Title:A invariant structure approach for media representation and recognition
Speaker:Dr. Yu QIAO (乔宇)
主 持 人:姚剑 教授 (武汉大学遥感信息工程学院)

This talk will be divided into two parts. In the first part, I will spend time to explain our recent work on structural representation of media, with speech as an example. One of the major challenging problems in speech engineering is to deal with non-linguistic variations contained in speech signals. These variations are caused by the difference of speakers, communication channels, environment noise, etc.

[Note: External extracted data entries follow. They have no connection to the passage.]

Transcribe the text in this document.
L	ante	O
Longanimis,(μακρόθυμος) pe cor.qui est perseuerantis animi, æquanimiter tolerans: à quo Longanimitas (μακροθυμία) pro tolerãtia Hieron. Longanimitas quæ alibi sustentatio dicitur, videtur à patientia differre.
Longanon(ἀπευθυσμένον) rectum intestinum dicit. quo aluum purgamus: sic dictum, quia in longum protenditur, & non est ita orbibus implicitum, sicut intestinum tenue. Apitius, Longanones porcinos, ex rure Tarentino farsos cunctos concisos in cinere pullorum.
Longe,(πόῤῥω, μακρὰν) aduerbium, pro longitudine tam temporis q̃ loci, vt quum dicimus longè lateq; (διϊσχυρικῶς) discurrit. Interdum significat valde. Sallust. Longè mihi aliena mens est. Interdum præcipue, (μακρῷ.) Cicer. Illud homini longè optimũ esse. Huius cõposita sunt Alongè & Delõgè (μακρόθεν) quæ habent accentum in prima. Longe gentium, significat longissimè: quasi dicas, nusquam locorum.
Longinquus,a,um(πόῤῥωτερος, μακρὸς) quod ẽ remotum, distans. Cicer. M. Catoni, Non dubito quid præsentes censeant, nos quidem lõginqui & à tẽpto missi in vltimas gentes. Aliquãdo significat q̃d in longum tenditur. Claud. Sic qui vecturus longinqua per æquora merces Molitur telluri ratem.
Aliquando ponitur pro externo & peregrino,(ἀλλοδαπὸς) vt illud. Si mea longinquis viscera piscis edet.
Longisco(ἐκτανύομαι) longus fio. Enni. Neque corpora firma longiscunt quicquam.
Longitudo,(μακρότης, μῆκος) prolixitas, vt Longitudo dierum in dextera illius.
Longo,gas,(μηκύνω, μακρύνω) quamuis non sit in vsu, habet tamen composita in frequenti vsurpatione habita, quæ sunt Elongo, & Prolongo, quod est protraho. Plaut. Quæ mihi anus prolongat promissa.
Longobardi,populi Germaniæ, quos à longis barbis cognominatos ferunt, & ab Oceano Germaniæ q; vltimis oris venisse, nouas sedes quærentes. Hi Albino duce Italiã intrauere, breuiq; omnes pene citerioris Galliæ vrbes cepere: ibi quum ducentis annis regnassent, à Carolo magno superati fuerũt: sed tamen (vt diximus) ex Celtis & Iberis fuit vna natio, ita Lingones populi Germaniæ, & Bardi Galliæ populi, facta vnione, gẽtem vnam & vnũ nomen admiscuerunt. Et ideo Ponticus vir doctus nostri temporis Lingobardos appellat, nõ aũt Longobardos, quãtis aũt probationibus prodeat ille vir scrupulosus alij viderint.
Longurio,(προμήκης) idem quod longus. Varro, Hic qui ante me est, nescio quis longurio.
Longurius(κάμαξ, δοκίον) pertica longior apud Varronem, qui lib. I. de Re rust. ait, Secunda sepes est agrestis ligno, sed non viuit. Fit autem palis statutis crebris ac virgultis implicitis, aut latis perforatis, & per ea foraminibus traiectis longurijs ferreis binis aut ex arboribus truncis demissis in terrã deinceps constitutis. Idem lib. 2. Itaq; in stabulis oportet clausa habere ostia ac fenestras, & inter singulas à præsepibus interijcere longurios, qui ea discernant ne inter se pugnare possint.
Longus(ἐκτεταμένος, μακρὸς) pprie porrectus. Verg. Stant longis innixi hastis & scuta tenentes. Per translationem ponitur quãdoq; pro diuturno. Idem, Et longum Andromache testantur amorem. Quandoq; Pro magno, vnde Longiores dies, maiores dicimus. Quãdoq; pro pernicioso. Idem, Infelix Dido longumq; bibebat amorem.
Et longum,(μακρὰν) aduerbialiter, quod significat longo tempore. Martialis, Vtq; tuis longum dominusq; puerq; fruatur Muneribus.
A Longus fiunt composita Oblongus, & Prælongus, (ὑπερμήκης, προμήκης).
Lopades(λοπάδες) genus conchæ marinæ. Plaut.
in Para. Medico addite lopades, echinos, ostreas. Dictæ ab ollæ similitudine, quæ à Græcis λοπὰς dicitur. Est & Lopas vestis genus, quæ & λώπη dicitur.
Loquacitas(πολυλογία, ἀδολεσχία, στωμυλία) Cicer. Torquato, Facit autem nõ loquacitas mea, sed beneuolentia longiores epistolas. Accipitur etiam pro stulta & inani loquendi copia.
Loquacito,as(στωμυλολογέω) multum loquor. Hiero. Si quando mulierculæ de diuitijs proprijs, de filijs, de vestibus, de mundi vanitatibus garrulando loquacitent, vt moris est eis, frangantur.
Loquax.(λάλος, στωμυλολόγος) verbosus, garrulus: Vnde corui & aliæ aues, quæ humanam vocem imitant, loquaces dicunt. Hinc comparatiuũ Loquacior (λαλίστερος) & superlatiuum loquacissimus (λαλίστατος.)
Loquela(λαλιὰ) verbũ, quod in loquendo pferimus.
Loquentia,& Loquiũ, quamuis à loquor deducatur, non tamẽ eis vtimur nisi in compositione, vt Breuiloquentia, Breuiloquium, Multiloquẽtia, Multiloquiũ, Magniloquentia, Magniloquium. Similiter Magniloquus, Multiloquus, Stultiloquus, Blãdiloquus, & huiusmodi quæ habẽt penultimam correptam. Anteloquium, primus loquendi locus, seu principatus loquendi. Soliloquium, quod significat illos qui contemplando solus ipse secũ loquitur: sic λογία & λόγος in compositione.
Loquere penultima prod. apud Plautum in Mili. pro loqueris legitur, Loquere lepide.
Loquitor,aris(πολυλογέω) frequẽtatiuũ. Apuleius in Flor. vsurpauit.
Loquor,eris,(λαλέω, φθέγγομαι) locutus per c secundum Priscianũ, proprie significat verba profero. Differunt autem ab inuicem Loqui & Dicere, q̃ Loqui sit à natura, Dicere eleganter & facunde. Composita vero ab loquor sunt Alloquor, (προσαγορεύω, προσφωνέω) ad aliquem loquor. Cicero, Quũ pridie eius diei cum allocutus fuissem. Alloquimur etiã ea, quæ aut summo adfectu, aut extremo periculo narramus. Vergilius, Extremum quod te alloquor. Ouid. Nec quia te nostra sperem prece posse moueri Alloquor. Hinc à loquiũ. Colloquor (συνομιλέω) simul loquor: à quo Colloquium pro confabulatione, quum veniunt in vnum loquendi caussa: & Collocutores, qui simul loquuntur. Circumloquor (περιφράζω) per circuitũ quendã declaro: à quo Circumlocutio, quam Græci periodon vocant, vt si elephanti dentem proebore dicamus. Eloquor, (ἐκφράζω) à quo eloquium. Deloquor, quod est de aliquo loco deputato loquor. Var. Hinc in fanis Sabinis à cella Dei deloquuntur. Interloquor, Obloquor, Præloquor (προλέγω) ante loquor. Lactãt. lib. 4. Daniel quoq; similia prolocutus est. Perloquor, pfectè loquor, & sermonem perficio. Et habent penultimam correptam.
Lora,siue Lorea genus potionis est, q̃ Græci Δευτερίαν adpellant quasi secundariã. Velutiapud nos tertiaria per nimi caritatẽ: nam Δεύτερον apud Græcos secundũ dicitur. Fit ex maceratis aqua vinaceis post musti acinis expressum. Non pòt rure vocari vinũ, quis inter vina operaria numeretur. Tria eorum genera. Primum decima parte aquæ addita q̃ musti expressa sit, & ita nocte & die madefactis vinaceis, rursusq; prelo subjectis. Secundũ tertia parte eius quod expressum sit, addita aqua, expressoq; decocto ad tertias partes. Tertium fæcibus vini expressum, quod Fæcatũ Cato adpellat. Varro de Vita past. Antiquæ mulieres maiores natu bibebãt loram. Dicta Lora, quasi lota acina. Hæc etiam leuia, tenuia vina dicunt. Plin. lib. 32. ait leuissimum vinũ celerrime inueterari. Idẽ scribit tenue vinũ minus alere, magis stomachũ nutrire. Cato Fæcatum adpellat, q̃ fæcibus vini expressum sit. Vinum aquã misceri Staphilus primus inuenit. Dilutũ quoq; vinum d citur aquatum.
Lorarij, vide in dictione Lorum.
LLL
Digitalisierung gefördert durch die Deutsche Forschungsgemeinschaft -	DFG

Modern speech approaches mainly rely on statistical methods (such as GMM and HMM) to model the distributions of acoustic features. These methods always require a large amount of data for training. It is well-known that the performance of speech recognizers drops significantly if mismatch exists. We proposed an invariant structural representation of speech which aims at removing the non-linguistic factors from speech signals. Different from classical speech models, the structural representations make use of globally contrastive features to model the global and dynamic aspects of speech and discard the local and static features. It can be proved that these contrastive features (f-divergence) are invariant to any invertible transformations and thus are robust to non-linguistic variations. Experimental results on connected Japanese vowel utterances show that the structural approach achieves better recognition rates than HMM. In the second part, I will review several ongoing projects in Multimedia laboratory, Shenzhen Institutes of Advance Technology, including image retrieval, activity classification, 3D reconstruction, and face recognition.
乔宇, 副研究员,博士生导师。2006年于日本电气通信大学获得工学博士学位。2010年加入中国科学院深圳先进技术研究院任多媒体集成研究室执行主 任,2012年起担任先进院集成技术研究所副所长。回国前任东京大学电子信息系特任助理教授。获中国科学院“百人计划”择优支持,曾获卢嘉锡青年人才奖以 及多次国内国际会议学术奖励。主要研究兴趣包括图像处理、计算机视觉、语音识别、手写体分析和机器学习等。已在包括IEEE T-PAMI,IEEE T-IP,IEEE T-SP,CVPR等会议和期刊上发表论文80余篇,其中第一作者论文30余篇。